Wegen den Lampen. Muß ich immer daran denken, wenn ich diesen scheußlichen
Marmor sehe...“
„Und dann hoch. Aber nur bis in den ‚Cloud Club’ im 66. Nicht zur Spitze. Wollen ja, ähem, ähem, nicht
stören, wenn ‚er’ seine Model-Schlampen aus Reval poppt. Die Cohiba qualmt:
>>Ja... Da! Die Welt steht Dir sperrrrangelweit offen,
Täubchen. Sperr-‚Angel’-weit. Da, da.
Engel, Du wirst Karriere machen. Elite wird Dich buchen. ‚Die’ Elite. Da! Das
werde ich Dir versprechen, da, da, da...<<“
„...ha, ha, ha... Schau! Mayor, der Times
Square. Sauber, sauber. Ihr könnt es
ja doch. Richtig deutsch. Richtig, richtig. Zwei Drittel. Wer hätte ‚das’
gedacht? Uns gehören zwei Drittel des Chrysler-Buildings. In der Steuer
‚führend’. In ‚Deiner’ Stadt, ha, ha...“
„...und dann machst Du das Fenster auf, drückst ihm diesen 9–1–1–Paraglider
in den Magen und winkst ihm steif auf Ein-Uhr Good-Bye, ha, ha!“
George sah Jürgen entgeistert an. Der lutschte unbeirrt weiter.
‚Valley’ steckte das Handy weg, stand wortlos auf und verschwand im Schilf. Er
tauchte wieder auf. Nach einer Weile. Mit zwei vollen Flaschen. Er öffnete
beide mit dem Feuerzeug. Er reichte Jürgen seine.
„Und Heinz?“
„...geht es nicht gut. Auf ‚Altes Eisen’ kümmern sie sich um ihn.
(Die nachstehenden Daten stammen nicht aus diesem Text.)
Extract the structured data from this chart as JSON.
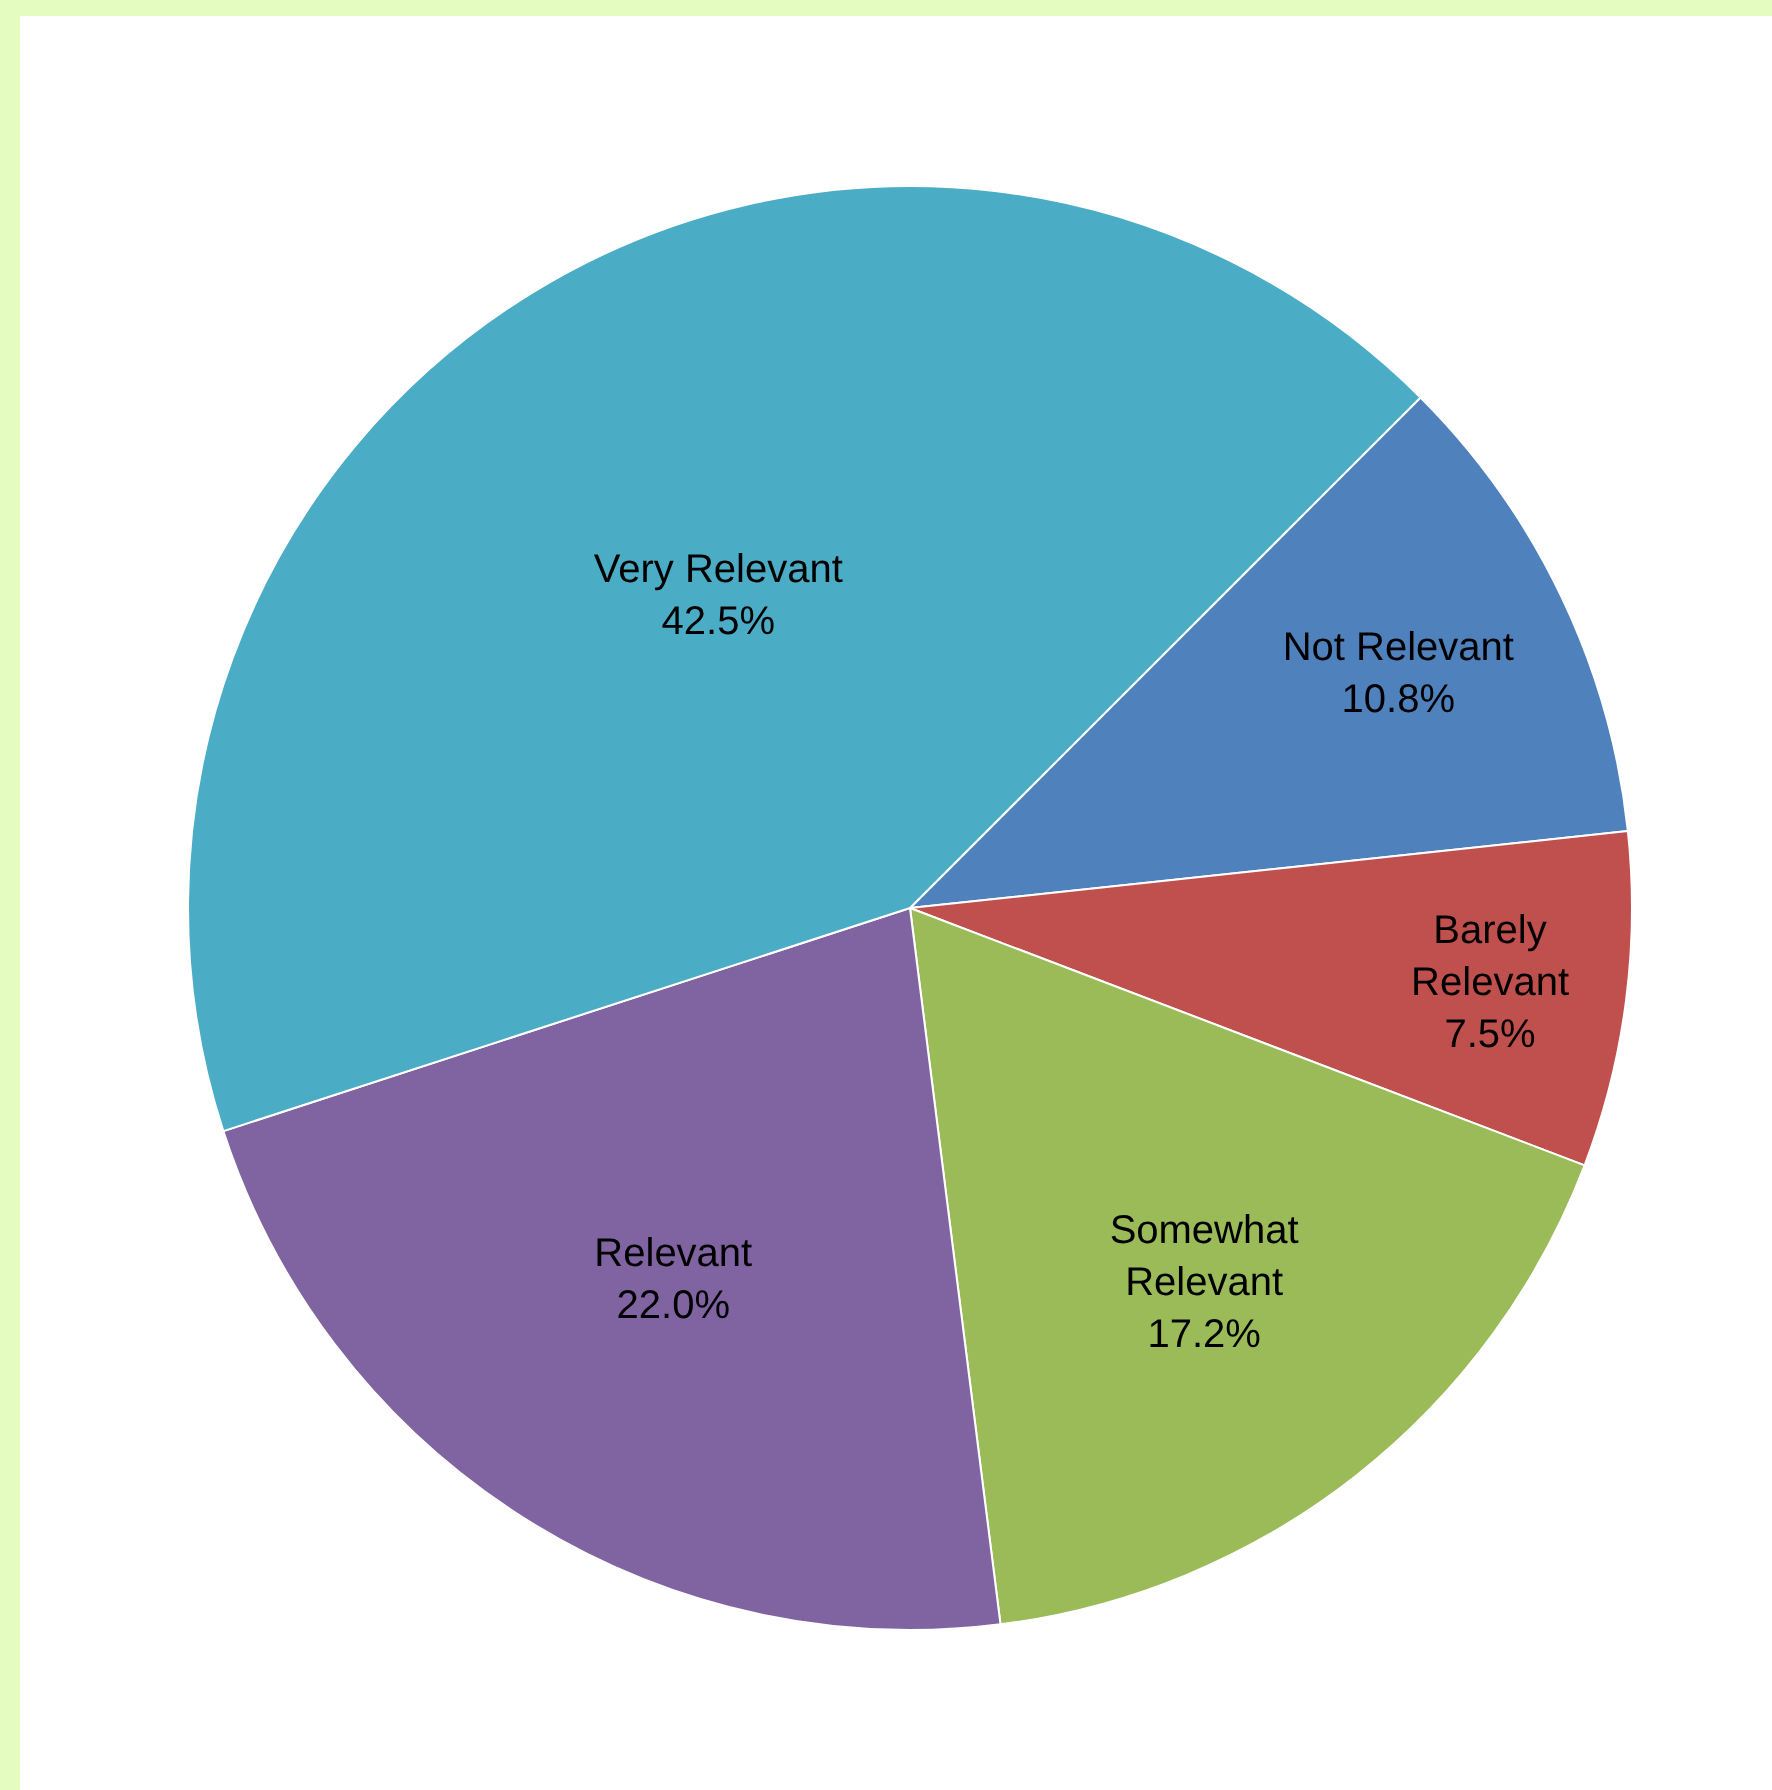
{
  "chart_data": {
    "type": "pie",
    "categories": [
      "Not Relevant",
      "Barely Relevant",
      "Somewhat Relevant",
      "Relevant",
      "Very Relevant"
    ],
    "values": [
      10.8,
      7.5,
      17.2,
      22.0,
      42.5
    ],
    "value_labels": [
      "10.8%",
      "7.5%",
      "17.2%",
      "22.0%",
      "42.5%"
    ],
    "colors": [
      "#4f81bd",
      "#c0504d",
      "#9bbb59",
      "#8064a2",
      "#4bacc6"
    ],
    "legend": false
  }
}
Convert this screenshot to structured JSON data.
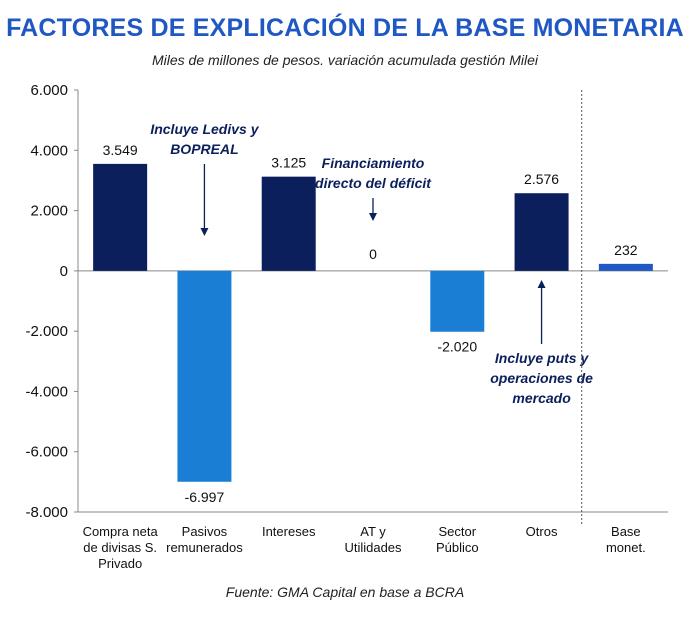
{
  "title": "FACTORES DE EXPLICACIÓN DE LA BASE MONETARIA",
  "subtitle": "Miles de millones de pesos. variación acumulada gestión Milei",
  "source": "Fuente: GMA Capital en base a BCRA",
  "chart_data": {
    "type": "bar",
    "categories": [
      [
        "Compra neta",
        "de divisas S.",
        "Privado"
      ],
      [
        "Pasivos",
        "remunerados"
      ],
      [
        "Intereses"
      ],
      [
        "AT y",
        "Utilidades"
      ],
      [
        "Sector",
        "Público"
      ],
      [
        "Otros"
      ],
      [
        "Base",
        "monet."
      ]
    ],
    "values": [
      3549,
      -6997,
      3125,
      0,
      -2020,
      2576,
      232
    ],
    "value_labels": [
      "3.549",
      "-6.997",
      "3.125",
      "0",
      "-2.020",
      "2.576",
      "232"
    ],
    "colors": [
      "#0b1f5c",
      "#1a7fd4",
      "#0b1f5c",
      "#0b1f5c",
      "#1a7fd4",
      "#0b1f5c",
      "#1f57c3"
    ],
    "ylim": [
      -8000,
      6000
    ],
    "yticks": [
      6000,
      4000,
      2000,
      0,
      -2000,
      -4000,
      -6000,
      -8000
    ],
    "ytick_labels": [
      "6.000",
      "4.000",
      "2.000",
      "0",
      "-2.000",
      "-4.000",
      "-6.000",
      "-8.000"
    ],
    "separator_after_index": 5,
    "annotations": [
      {
        "category_index": 1,
        "lines": [
          "Incluye Ledivs y",
          "BOPREAL"
        ],
        "arrow": "down"
      },
      {
        "category_index": 3,
        "lines": [
          "Financiamiento",
          "directo del déficit"
        ],
        "arrow": "down"
      },
      {
        "category_index": 5,
        "lines": [
          "Incluye puts y",
          "operaciones de",
          "mercado"
        ],
        "arrow": "up"
      }
    ]
  }
}
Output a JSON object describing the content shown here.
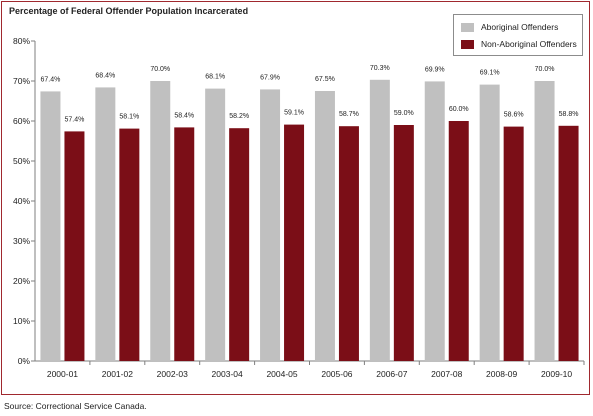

Spricht aber nicht auf die Medikamente an... erinnerst Du dich? Da war doch
diese scharfe Altenpflegerin... Ih... Ih... Ikatharina! War das eine Bombe. Die
wär was für den Bulbury, das sage ich Dir.“
„...was?“ ‚Valleys’ Angel zitterte. Etwas bewegte sie. „Nein. Kann
mich nicht erinnern. Nur an... diesen Pfleger...“
Er stampfte die Bierflasche in den weichen Boden und nahm die Angel
fest in beide Hände. Sie richtete sich auf. 45 Grad–Geschicke.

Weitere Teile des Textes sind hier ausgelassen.